Towards Principled Sequential Decision-Making

Talk
Qinghua Liu
Talk Series: 
Time: 
03.28.2024 11:00 to 12:00

Sequential decision-making studies how intelligent agents ought to make decisions in a dynamic environment to achieve their objectives. Its diverse applications range from robotics and nuclear plasma control to discovering faster matrix multiplication algorithms and fine-tuning language models (LLMs). In this talk, I will delve into my research on the theoretical foundations of sequential decision-making.
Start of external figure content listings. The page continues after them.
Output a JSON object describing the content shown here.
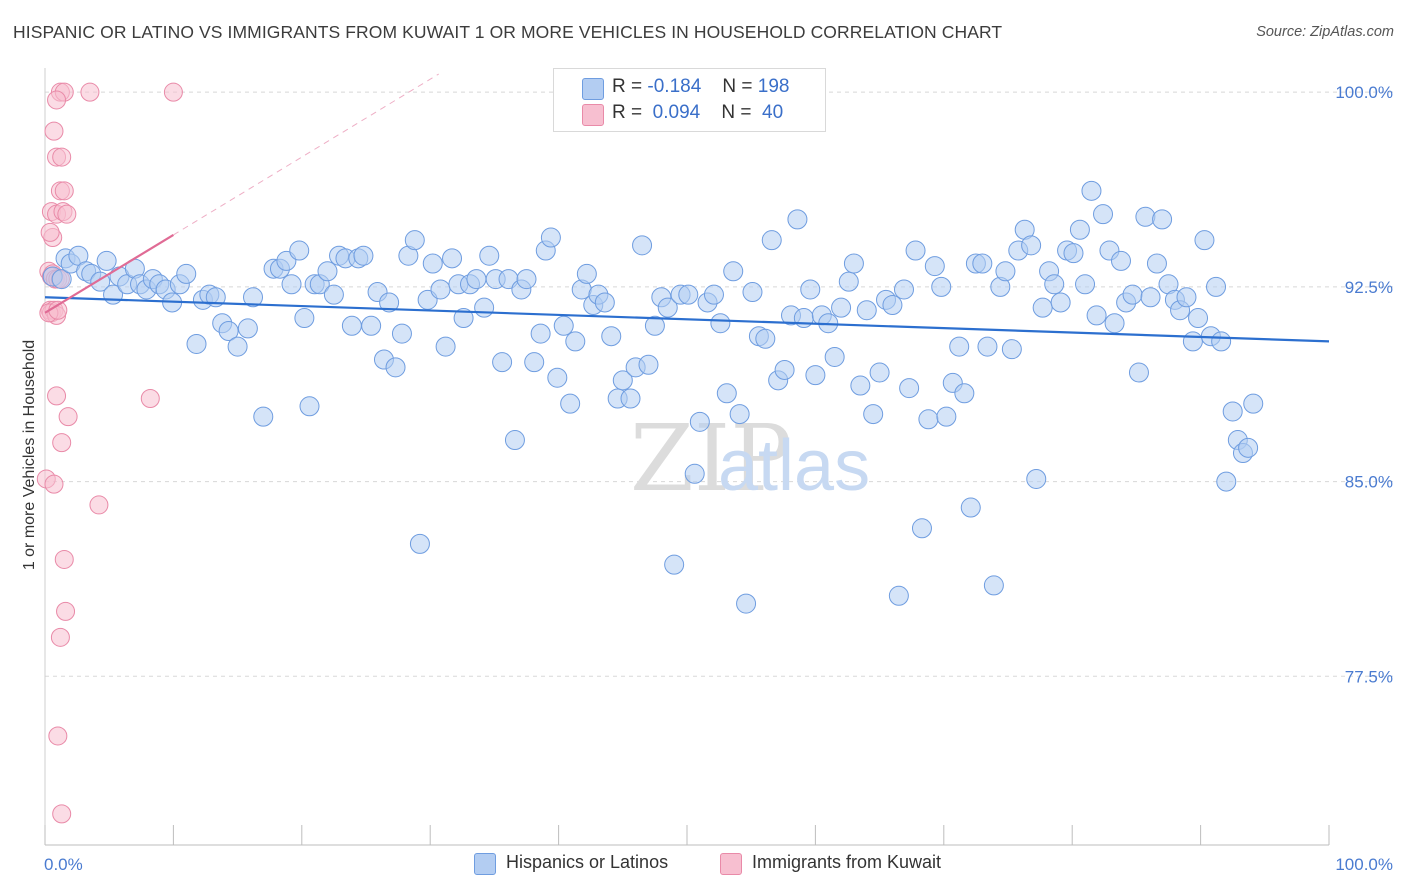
{
  "title": "HISPANIC OR LATINO VS IMMIGRANTS FROM KUWAIT 1 OR MORE VEHICLES IN HOUSEHOLD CORRELATION CHART",
  "source": "Source: ZipAtlas.com",
  "watermark": {
    "zip": "ZIP",
    "atlas": "atlas"
  },
  "colors": {
    "blue_fill": "#b3cdf2",
    "blue_stroke": "#6f9de0",
    "blue_line": "#2c6fcf",
    "pink_fill": "#f7bfd0",
    "pink_stroke": "#e98aa8",
    "pink_line": "#e06b95",
    "axis_text": "#4a7bd0",
    "grid": "#d8d8d8"
  },
  "legend_top": [
    {
      "r_label": "R =",
      "r_value": "-0.184",
      "n_label": "N =",
      "n_value": "198",
      "color": "#b3cdf2",
      "stroke": "#6f9de0"
    },
    {
      "r_label": "R =",
      "r_value": "0.094",
      "n_label": "N =",
      "n_value": "40",
      "color": "#f7bfd0",
      "stroke": "#e98aa8"
    }
  ],
  "chart_data": {
    "type": "scatter",
    "title": "HISPANIC OR LATINO VS IMMIGRANTS FROM KUWAIT 1 OR MORE VEHICLES IN HOUSEHOLD CORRELATION CHART",
    "xlabel": "",
    "ylabel": "1 or more Vehicles in Household",
    "x_tick_labels": [
      "0.0%",
      "100.0%"
    ],
    "y_tick_labels": [
      "100.0%",
      "92.5%",
      "85.0%",
      "77.5%"
    ],
    "y_ticks": [
      100.0,
      92.5,
      85.0,
      77.5
    ],
    "xlim": [
      0,
      100
    ],
    "ylim": [
      71.0,
      100.7
    ],
    "grid": "horizontal-dashed",
    "legend_placement": "bottom",
    "series": [
      {
        "name": "Hispanics or Latinos",
        "color": "#b3cdf2",
        "trend": {
          "x": [
            0,
            100
          ],
          "y": [
            92.1,
            90.4
          ],
          "r": -0.184,
          "n": 198
        },
        "points": [
          [
            0.6,
            92.9
          ],
          [
            1.3,
            92.8
          ],
          [
            1.6,
            93.6
          ],
          [
            2.0,
            93.4
          ],
          [
            2.6,
            93.7
          ],
          [
            3.2,
            93.1
          ],
          [
            3.6,
            93.0
          ],
          [
            4.3,
            92.7
          ],
          [
            4.8,
            93.5
          ],
          [
            5.3,
            92.2
          ],
          [
            5.8,
            92.9
          ],
          [
            6.4,
            92.6
          ],
          [
            7.0,
            93.2
          ],
          [
            7.4,
            92.6
          ],
          [
            7.9,
            92.4
          ],
          [
            8.4,
            92.8
          ],
          [
            8.9,
            92.6
          ],
          [
            9.4,
            92.4
          ],
          [
            9.9,
            91.9
          ],
          [
            10.5,
            92.6
          ],
          [
            11.0,
            93.0
          ],
          [
            11.8,
            90.3
          ],
          [
            12.3,
            92.0
          ],
          [
            12.8,
            92.2
          ],
          [
            13.3,
            92.1
          ],
          [
            13.8,
            91.1
          ],
          [
            14.3,
            90.8
          ],
          [
            15.0,
            90.2
          ],
          [
            15.8,
            90.9
          ],
          [
            16.2,
            92.1
          ],
          [
            17.0,
            87.5
          ],
          [
            17.8,
            93.2
          ],
          [
            18.3,
            93.2
          ],
          [
            18.8,
            93.5
          ],
          [
            19.2,
            92.6
          ],
          [
            19.8,
            93.9
          ],
          [
            20.2,
            91.3
          ],
          [
            20.6,
            87.9
          ],
          [
            21.0,
            92.6
          ],
          [
            21.4,
            92.6
          ],
          [
            22.0,
            93.1
          ],
          [
            22.5,
            92.2
          ],
          [
            22.9,
            93.7
          ],
          [
            23.4,
            93.6
          ],
          [
            23.9,
            91.0
          ],
          [
            24.4,
            93.6
          ],
          [
            24.8,
            93.7
          ],
          [
            25.4,
            91.0
          ],
          [
            25.9,
            92.3
          ],
          [
            26.4,
            89.7
          ],
          [
            26.8,
            91.9
          ],
          [
            27.3,
            89.4
          ],
          [
            27.8,
            90.7
          ],
          [
            28.3,
            93.7
          ],
          [
            28.8,
            94.3
          ],
          [
            29.2,
            82.6
          ],
          [
            29.8,
            92.0
          ],
          [
            30.2,
            93.4
          ],
          [
            30.8,
            92.4
          ],
          [
            31.2,
            90.2
          ],
          [
            31.7,
            93.6
          ],
          [
            32.2,
            92.6
          ],
          [
            32.6,
            91.3
          ],
          [
            33.1,
            92.6
          ],
          [
            33.6,
            92.8
          ],
          [
            34.2,
            91.7
          ],
          [
            34.6,
            93.7
          ],
          [
            35.1,
            92.8
          ],
          [
            35.6,
            89.6
          ],
          [
            36.1,
            92.8
          ],
          [
            36.6,
            86.6
          ],
          [
            37.1,
            92.4
          ],
          [
            37.5,
            92.8
          ],
          [
            38.1,
            89.6
          ],
          [
            38.6,
            90.7
          ],
          [
            39.0,
            93.9
          ],
          [
            39.4,
            94.4
          ],
          [
            39.9,
            89.0
          ],
          [
            40.4,
            91.0
          ],
          [
            40.9,
            88.0
          ],
          [
            41.3,
            90.4
          ],
          [
            41.8,
            92.4
          ],
          [
            42.2,
            93.0
          ],
          [
            42.7,
            91.8
          ],
          [
            43.1,
            92.2
          ],
          [
            43.6,
            91.9
          ],
          [
            44.1,
            90.6
          ],
          [
            44.6,
            88.2
          ],
          [
            45.0,
            88.9
          ],
          [
            45.6,
            88.2
          ],
          [
            46.0,
            89.4
          ],
          [
            46.5,
            94.1
          ],
          [
            47.0,
            89.5
          ],
          [
            47.5,
            91.0
          ],
          [
            48.0,
            92.1
          ],
          [
            48.5,
            91.7
          ],
          [
            49.0,
            81.8
          ],
          [
            49.5,
            92.2
          ],
          [
            50.1,
            92.2
          ],
          [
            50.6,
            85.3
          ],
          [
            51.0,
            87.3
          ],
          [
            51.6,
            91.9
          ],
          [
            52.1,
            92.2
          ],
          [
            52.6,
            91.1
          ],
          [
            53.1,
            88.4
          ],
          [
            53.6,
            93.1
          ],
          [
            54.1,
            87.6
          ],
          [
            54.6,
            80.3
          ],
          [
            55.1,
            92.3
          ],
          [
            55.6,
            90.6
          ],
          [
            56.1,
            90.5
          ],
          [
            56.6,
            94.3
          ],
          [
            57.1,
            88.9
          ],
          [
            57.6,
            89.3
          ],
          [
            58.1,
            91.4
          ],
          [
            58.6,
            95.1
          ],
          [
            59.1,
            91.3
          ],
          [
            59.6,
            92.4
          ],
          [
            60.0,
            89.1
          ],
          [
            60.5,
            91.4
          ],
          [
            61.0,
            91.1
          ],
          [
            61.5,
            89.8
          ],
          [
            62.0,
            91.7
          ],
          [
            62.6,
            92.7
          ],
          [
            63.0,
            93.4
          ],
          [
            63.5,
            88.7
          ],
          [
            64.0,
            91.6
          ],
          [
            64.5,
            87.6
          ],
          [
            65.0,
            89.2
          ],
          [
            65.5,
            92.0
          ],
          [
            66.0,
            91.8
          ],
          [
            66.5,
            80.6
          ],
          [
            66.9,
            92.4
          ],
          [
            67.3,
            88.6
          ],
          [
            67.8,
            93.9
          ],
          [
            68.3,
            83.2
          ],
          [
            68.8,
            87.4
          ],
          [
            69.3,
            93.3
          ],
          [
            69.8,
            92.5
          ],
          [
            70.2,
            87.5
          ],
          [
            70.7,
            88.8
          ],
          [
            71.2,
            90.2
          ],
          [
            71.6,
            88.4
          ],
          [
            72.1,
            84.0
          ],
          [
            72.5,
            93.4
          ],
          [
            73.0,
            93.4
          ],
          [
            73.4,
            90.2
          ],
          [
            73.9,
            81.0
          ],
          [
            74.4,
            92.5
          ],
          [
            74.8,
            93.1
          ],
          [
            75.3,
            90.1
          ],
          [
            75.8,
            93.9
          ],
          [
            76.3,
            94.7
          ],
          [
            76.8,
            94.1
          ],
          [
            77.2,
            85.1
          ],
          [
            77.7,
            91.7
          ],
          [
            78.2,
            93.1
          ],
          [
            78.6,
            92.6
          ],
          [
            79.1,
            91.9
          ],
          [
            79.6,
            93.9
          ],
          [
            80.1,
            93.8
          ],
          [
            80.6,
            94.7
          ],
          [
            81.0,
            92.6
          ],
          [
            81.5,
            96.2
          ],
          [
            81.9,
            91.4
          ],
          [
            82.4,
            95.3
          ],
          [
            82.9,
            93.9
          ],
          [
            83.3,
            91.1
          ],
          [
            83.8,
            93.5
          ],
          [
            84.2,
            91.9
          ],
          [
            84.7,
            92.2
          ],
          [
            85.2,
            89.2
          ],
          [
            85.7,
            95.2
          ],
          [
            86.1,
            92.1
          ],
          [
            86.6,
            93.4
          ],
          [
            87.0,
            95.1
          ],
          [
            87.5,
            92.6
          ],
          [
            88.0,
            92.0
          ],
          [
            88.4,
            91.6
          ],
          [
            88.9,
            92.1
          ],
          [
            89.4,
            90.4
          ],
          [
            89.8,
            91.3
          ],
          [
            90.3,
            94.3
          ],
          [
            90.8,
            90.6
          ],
          [
            91.2,
            92.5
          ],
          [
            91.6,
            90.4
          ],
          [
            92.0,
            85.0
          ],
          [
            92.5,
            87.7
          ],
          [
            92.9,
            86.6
          ],
          [
            93.3,
            86.1
          ],
          [
            93.7,
            86.3
          ],
          [
            94.1,
            88.0
          ]
        ]
      },
      {
        "name": "Immigrants from Kuwait",
        "color": "#f7bfd0",
        "trend": {
          "x": [
            0,
            10
          ],
          "y": [
            91.5,
            94.5
          ],
          "r": 0.094,
          "n": 40
        },
        "points": [
          [
            1.2,
            100.0
          ],
          [
            1.5,
            100.0
          ],
          [
            3.5,
            100.0
          ],
          [
            10.0,
            100.0
          ],
          [
            0.9,
            99.7
          ],
          [
            0.7,
            98.5
          ],
          [
            0.9,
            97.5
          ],
          [
            1.3,
            97.5
          ],
          [
            1.2,
            96.2
          ],
          [
            1.5,
            96.2
          ],
          [
            0.5,
            95.4
          ],
          [
            0.9,
            95.3
          ],
          [
            1.4,
            95.4
          ],
          [
            0.6,
            94.4
          ],
          [
            0.3,
            93.1
          ],
          [
            0.6,
            93.0
          ],
          [
            0.5,
            92.9
          ],
          [
            0.8,
            92.8
          ],
          [
            1.0,
            92.8
          ],
          [
            1.2,
            92.8
          ],
          [
            0.4,
            91.6
          ],
          [
            0.5,
            91.5
          ],
          [
            0.7,
            91.6
          ],
          [
            0.9,
            91.4
          ],
          [
            0.3,
            91.5
          ],
          [
            1.0,
            91.6
          ],
          [
            0.9,
            88.3
          ],
          [
            1.8,
            87.5
          ],
          [
            8.2,
            88.2
          ],
          [
            1.3,
            86.5
          ],
          [
            0.1,
            85.1
          ],
          [
            0.7,
            84.9
          ],
          [
            4.2,
            84.1
          ],
          [
            1.5,
            82.0
          ],
          [
            1.6,
            80.0
          ],
          [
            1.2,
            79.0
          ],
          [
            1.0,
            75.2
          ],
          [
            1.3,
            72.2
          ],
          [
            0.4,
            94.6
          ],
          [
            1.7,
            95.3
          ]
        ]
      }
    ]
  },
  "legend_bottom": [
    {
      "label": "Hispanics or Latinos",
      "color": "#b3cdf2",
      "stroke": "#6f9de0"
    },
    {
      "label": "Immigrants from Kuwait",
      "color": "#f7bfd0",
      "stroke": "#e98aa8"
    }
  ]
}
Firstly, I will talk about reinforcement learning with generic nonlinear function approximation, a widely used approach for solving real-world decision-making problems characterized by enormous state spaces. I will demonstrate that the classical Fitted Q-iteration algorithm (the prototype of DQN), combined with the idea of global optimism, is provably sample-efficient in solving a diverse range of problems. In the second part, I will focus on partially observable decision-making in the framework of POMDP, a problem that has long been considered intractable within the theory community due to numerous hardness results. Contrary to this belief, I will reveal a rich class of POMDPs that are of practical interest and can be solved within polynomial samples using a variant of the classical maximum likelihood estimation algorithm. Finally, I will turn to multi-agent decision-making in the framework of Markov Game, where agents must learn to strategically cooperate or compete. I will introduce a fully decentralized algorithm capable of learning equilibria strategy with nearly minimax-optimal sample efficiency.